姉妹
「……違うわ」
この少女Bは己の半身を失った事を瞬時に感じ取った。
そして私も、己の主人の思考を、まるでその場にいたかのようになぞっていた。
「貴女に、妹なんかいない」
少女B----いや、愚者火の少女の肩が、ピクンと動いた。
「貴女は、初めから一人だった」
「違うッ!」
ぶわり、と蒼い炎がその小さな身体から吹き上がる。
「あの泉にいたのは、貴方のDNAと人格から複製された……偽りの妹……そうでしょ?」
「……違うもん……ッ! あれは、あれは私の……私の妹よ……ッ!」
愚者火の少女は肩を震わせたまま、ランタンを抱き締めた。
「どうしてそんな事言うのよ!? なんの証拠があるの……ッ!?」
少女が言葉を絞り出すたびに、私の全身が粟立つ。
パチパチという微かな音がそこかしこで弾ける。
「……証拠ならあるわ」
法王庁から持ち出された魔女の灰についての調査はまだ終わってはいない。
だが、魔女の特定とその経歴についてなら、ある程度までは判明している。
「貴女は炎の魔女ニクスね? もっともその名前も法王庁に来てから付けられたものだけど」
名前のない魔女----それがこの少女についての数少ない情報の一つだ。
「貴女は、名前どころか洗礼名すら貰えないまま、生まれてからずっと村外れの小屋に閉じ込められていた……」
少女は答えない。
私は言葉を続ける。
「なぜそんな酷い扱いを受けていたのか……それは、貴女が、いえ……貴女達が結合双生児として産まれたからね」
ニクスについての意味のある資料は、ほとんどが村人達の証言であり、魔女審問での尋問内容は、判を押したような魔女としての告白があるだけだ。

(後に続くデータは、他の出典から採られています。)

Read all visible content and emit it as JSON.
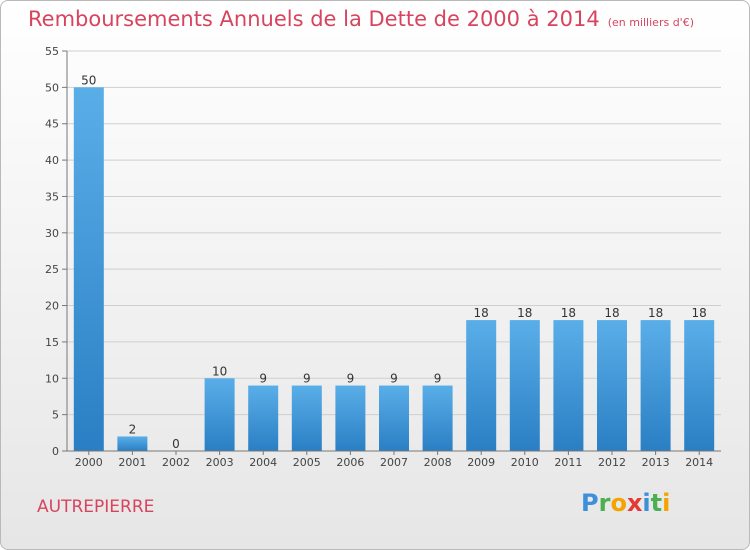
{
  "chart_data": {
    "type": "bar",
    "title": "Remboursements Annuels de la Dette de 2000 à 2014",
    "unit": "(en milliers d'€)",
    "categories": [
      "2000",
      "2001",
      "2002",
      "2003",
      "2004",
      "2005",
      "2006",
      "2007",
      "2008",
      "2009",
      "2010",
      "2011",
      "2012",
      "2013",
      "2014"
    ],
    "values": [
      50,
      2,
      0,
      10,
      9,
      9,
      9,
      9,
      9,
      18,
      18,
      18,
      18,
      18,
      18
    ],
    "ylim": [
      0,
      55
    ],
    "yticks": [
      0,
      5,
      10,
      15,
      20,
      25,
      30,
      35,
      40,
      45,
      50,
      55
    ],
    "grid": true,
    "xlabel": "",
    "ylabel": ""
  },
  "commune": "AUTREPIERRE",
  "logo": {
    "letters": [
      "P",
      "r",
      "o",
      "x",
      "i",
      "t",
      "i"
    ],
    "colors": [
      "#3d8fd9",
      "#4caf50",
      "#f4a300",
      "#e53935",
      "#3d8fd9",
      "#4caf50",
      "#f4a300"
    ]
  },
  "colors": {
    "bar_light": "#5aaee8",
    "bar_dark": "#2a7fc4",
    "accent": "#d8445e"
  }
}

(あたりまえよね……だって本当にこの子は、ただの子供だったんだから)
「だから、確かに、貴女が生まれた時……貴女には一卵性の妹がいたのよ」
結合双生児そのものは、現在でもおよそ5万〜20万出生あたり1組程度の割合で発生しているとされている。
自然分娩が難しいためほとんどの出産は帝王切開で行われるが、ニクスの生まれた中世フランス、ましてや貧しい農村ではそんな措置など受けられるはずもなく、母親は分娩中に死亡している。

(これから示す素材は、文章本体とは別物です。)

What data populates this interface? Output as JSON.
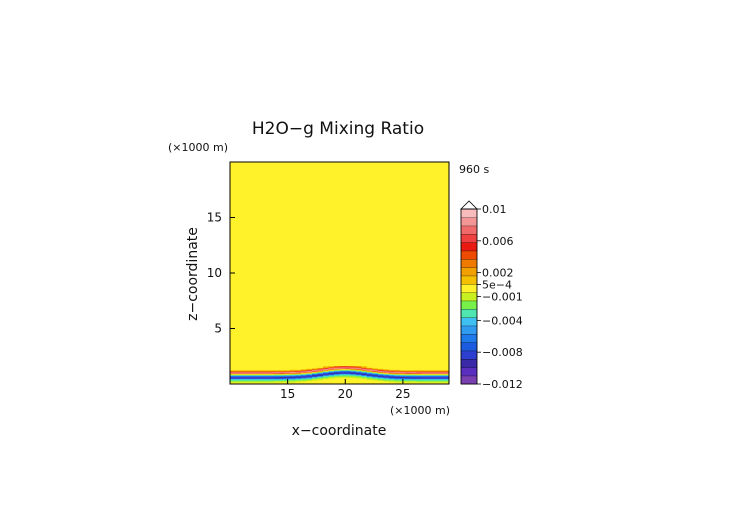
{
  "chart_data": {
    "type": "heatmap",
    "title": "H2O−g Mixing Ratio",
    "time_label": "960 s",
    "xlabel": "x−coordinate",
    "ylabel": "z−coordinate",
    "x_unit": "(×1000 m)",
    "y_unit": "(×1000 m)",
    "xlim": [
      10,
      29
    ],
    "ylim": [
      0,
      20
    ],
    "x_ticks": [
      15,
      20,
      25
    ],
    "y_ticks": [
      5,
      10,
      15
    ],
    "background_value": 0.0,
    "anomaly_profile": [
      {
        "z": 0.0,
        "value": 0.0005
      },
      {
        "z": 0.25,
        "value": -0.001
      },
      {
        "z": 0.45,
        "value": -0.004
      },
      {
        "z": 0.6,
        "value": -0.01
      },
      {
        "z": 0.8,
        "value": -0.004
      },
      {
        "z": 0.95,
        "value": 0.002
      },
      {
        "z": 1.05,
        "value": 0.01
      },
      {
        "z": 1.15,
        "value": 0.004
      },
      {
        "z": 1.3,
        "value": 0.0
      }
    ],
    "hill_peak_x": 20,
    "hill_height_km": 0.45,
    "colorbar": {
      "labels": [
        "0.01",
        "0.006",
        "0.002",
        "5e−4",
        "−0.001",
        "−0.004",
        "−0.008",
        "−0.012"
      ],
      "label_values": [
        0.01,
        0.006,
        0.002,
        0.0005,
        -0.001,
        -0.004,
        -0.008,
        -0.012
      ],
      "colors": [
        "#7a3fb0",
        "#5a2fc0",
        "#3a2aa8",
        "#2d3fd0",
        "#1a5be0",
        "#1e7aea",
        "#2f9af0",
        "#3fc0f4",
        "#4fe6b0",
        "#77f04a",
        "#c8f020",
        "#fff22a",
        "#f4c000",
        "#f0a000",
        "#f07a00",
        "#ee4a00",
        "#ea1a10",
        "#f04040",
        "#f06a6a",
        "#f49696",
        "#f8bcbc"
      ]
    }
  }
}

「産婆に取り上げられた貴女達を見て貴女の父親は狂乱状態に陥り、貴女達に斧を振り下ろした……その一撃で、腰の部分で繋がっていた貴女と妹は、分離されてしまった」
結合双生児として生まれても、生命維持に必要な器官が共有されていない場合には、外科的に分離する事が可能だ。
しかしもちろん、適切な処置がされていれば、という話である。
斧で切り離され打ち捨てられたこの姉妹は、敷き藁の上でその命を終えるはずだった。
「……でも、貴女は、そのまま生き続けた」
恐らくは出血多量で、妹は短い人生をそこで終える。
しかし、生まれた子を亡くしたばかりの母親の妹がニクスを村外れの小屋に匿い、傷の手当をし、密かに乳を与えて世話をしていたのだ。
「……ママンは、小屋の外には絶対に出ちゃいけないって私に言ってた……でも、ママンが小屋からいなくなっちゃうと、私はいつも一人ぼっちだったの」
「だからお願いしたのね?」
狂気は伝染する。
もしもこの子の母親の妹が、我がを亡くした悲しみで狂っていなかったなら、この子もあるいは普通の少女としてその人生を平穏に全うできたのかもしれない。
だが、この子のママンは、狂っていた。
「だから、貴女のママンは……貴女の妹の死体を連れて来てくれたのね?」
狂気は伝染する。
静かに、だが、確実に----。
「そうよ、その日から私達は二人で小屋で暮らし始めたの……」
掘り起こされた死体は、不思議な事にほとんど腐ってはいなかったという。
少女は遠くを見るかのような目になって、口元を綻ばせた。